Technology advancements poised to change how we share the road

Technology advancements could bring back convoy-like travel to trucking industry

We all pass tractor trailer trucks on the highway, but could that change soon?

Advancements in technology could some day bring a concept called "platooning" to the trucking industry here in the mid-west.

"Out in the state of California, they're messing with that out there, but they have certain lanes of traffic, just for that," said Jim Walker of Custom Diesel Drivers Training, Inc. in Omaha.

In a nutshell, "platooning" is when a computer system would copy the lead truck's speed, acceleration and braking to all the subsequent trucks, essentially creating a chain of big rigs.

"You might see that as a convoy, but it's not really a convoy because its one truck doing all the job," said Walker, who referenced an old method of travel used by tractor trailer drivers back in the 1970s.

"The technology is ready, I don't believe the states and the infrastructure is ready for this," said Jim McGee, a former officials with the Nebraska Department of Roads.

McGee says many of the deadly crashes involving large trucks and cars in the U.S. are caused by the driver in the car, and not the trained driver inside the tractor trailer truck.

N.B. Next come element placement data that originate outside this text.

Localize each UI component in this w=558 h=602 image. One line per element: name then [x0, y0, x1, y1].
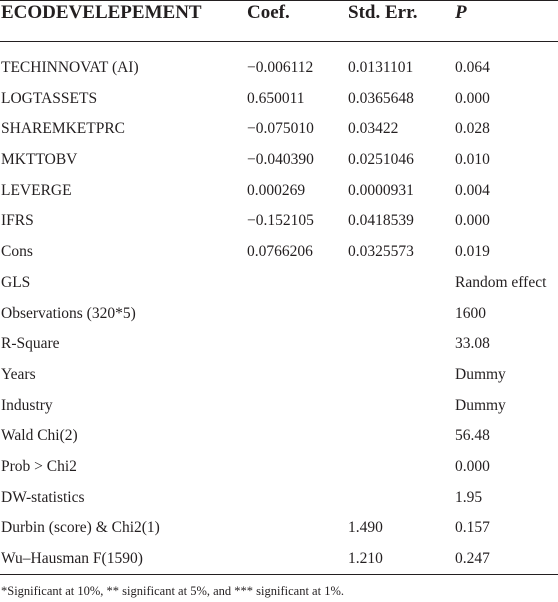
table-row — [0, 360, 558, 391]
cell-variable: DW-statistics — [1, 488, 85, 506]
table-row — [0, 145, 558, 176]
header-variable: ECODEVELEPEMENT — [1, 2, 202, 23]
cell-std-err: 0.0000931 — [348, 181, 414, 199]
table-body — [0, 53, 558, 575]
table-row — [0, 544, 558, 575]
cell-p: 0.000 — [455, 457, 490, 475]
cell-std-err: 0.0251046 — [348, 151, 414, 169]
table-row — [0, 452, 558, 483]
table-row — [0, 483, 558, 514]
cell-variable: LOGTASSETS — [1, 89, 98, 107]
table-bottom-rule — [0, 574, 558, 575]
cell-variable: MKTTOBV — [1, 151, 78, 169]
table-footnote: *Significant at 10%, ** significant at 5%, and *** significant at 1%. — [1, 584, 344, 598]
cell-variable: Durbin (score) & Chi2(1) — [1, 519, 160, 537]
table-header-row — [0, 0, 558, 41]
table-row — [0, 176, 558, 207]
cell-variable: SHAREMKETPRC — [1, 120, 126, 138]
cell-std-err: 0.0325573 — [348, 243, 414, 261]
cell-variable: Cons — [1, 243, 33, 261]
table-row — [0, 391, 558, 422]
cell-std-err: 0.0365648 — [348, 89, 414, 107]
cell-p: 1.95 — [455, 488, 483, 506]
cell-variable: LEVERGE — [1, 181, 72, 199]
table-header-rule — [0, 41, 558, 42]
table-row — [0, 84, 558, 115]
cell-p: Dummy — [455, 396, 506, 414]
cell-p: 1600 — [455, 304, 486, 322]
cell-variable: R-Square — [1, 335, 60, 353]
cell-std-err: 0.0131101 — [348, 59, 414, 76]
cell-coef: 0.000269 — [247, 181, 306, 199]
cell-p: 0.247 — [455, 550, 490, 567]
cell-coef: 0.650011 — [247, 89, 305, 107]
cell-p: 0.157 — [455, 519, 490, 537]
cell-std-err: 1.210 — [348, 550, 383, 567]
table-row — [0, 329, 558, 360]
cell-coef: −0.040390 — [247, 151, 314, 169]
header-p: P — [455, 2, 467, 23]
cell-coef: −0.152105 — [247, 212, 314, 230]
table-row — [0, 268, 558, 299]
table-row — [0, 114, 558, 145]
cell-coef: −0.075010 — [247, 120, 314, 138]
cell-variable: Wald Chi(2) — [1, 427, 78, 445]
cell-p: 0.019 — [455, 243, 490, 261]
cell-p: 56.48 — [455, 427, 490, 445]
cell-p: 0.004 — [455, 181, 490, 199]
cell-p: Random effect — [455, 273, 547, 291]
cell-std-err: 0.03422 — [348, 120, 399, 138]
cell-variable: Industry — [1, 396, 53, 414]
table-row — [0, 237, 558, 268]
table-row — [0, 421, 558, 452]
table-row — [0, 513, 558, 544]
cell-p: 0.000 — [455, 212, 490, 230]
table-row — [0, 53, 558, 84]
cell-variable: GLS — [1, 273, 31, 291]
cell-variable: IFRS — [1, 212, 34, 230]
cell-std-err: 0.0418539 — [348, 212, 414, 230]
cell-variable: TECHINNOVAT (AI) — [1, 59, 139, 76]
cell-p: Dummy — [455, 365, 506, 383]
header-coef: Coef. — [247, 2, 290, 23]
cell-p: 0.064 — [455, 59, 490, 76]
cell-variable: Wu–Hausman F(1590) — [1, 550, 143, 567]
cell-coef: −0.006112 — [247, 59, 314, 76]
cell-p: 0.010 — [455, 151, 490, 169]
cell-variable: Years — [1, 365, 36, 383]
cell-std-err: 1.490 — [348, 519, 383, 537]
cell-p: 0.000 — [455, 89, 490, 107]
cell-variable: Prob > Chi2 — [1, 457, 77, 475]
cell-p: 0.028 — [455, 120, 490, 138]
cell-variable: Observations (320*5) — [1, 304, 136, 322]
header-std-err: Std. Err. — [348, 2, 418, 23]
cell-p: 33.08 — [455, 335, 490, 353]
table-row — [0, 299, 558, 330]
cell-coef: 0.0766206 — [247, 243, 313, 261]
table-row — [0, 206, 558, 237]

"The technology that's coming forth will make roads safer," said McGee, "because the same technology that we're talking about for large trucks is also going on the road for passenger vehicles."

Regardless of the date platooning makes its way to Nebraska, Walker says drivers in cars need to give truckers space on the highway.

"You really want to try to give them respect and stay out of their way," said Walker. "If you do that everybody could stay safe out on the highways."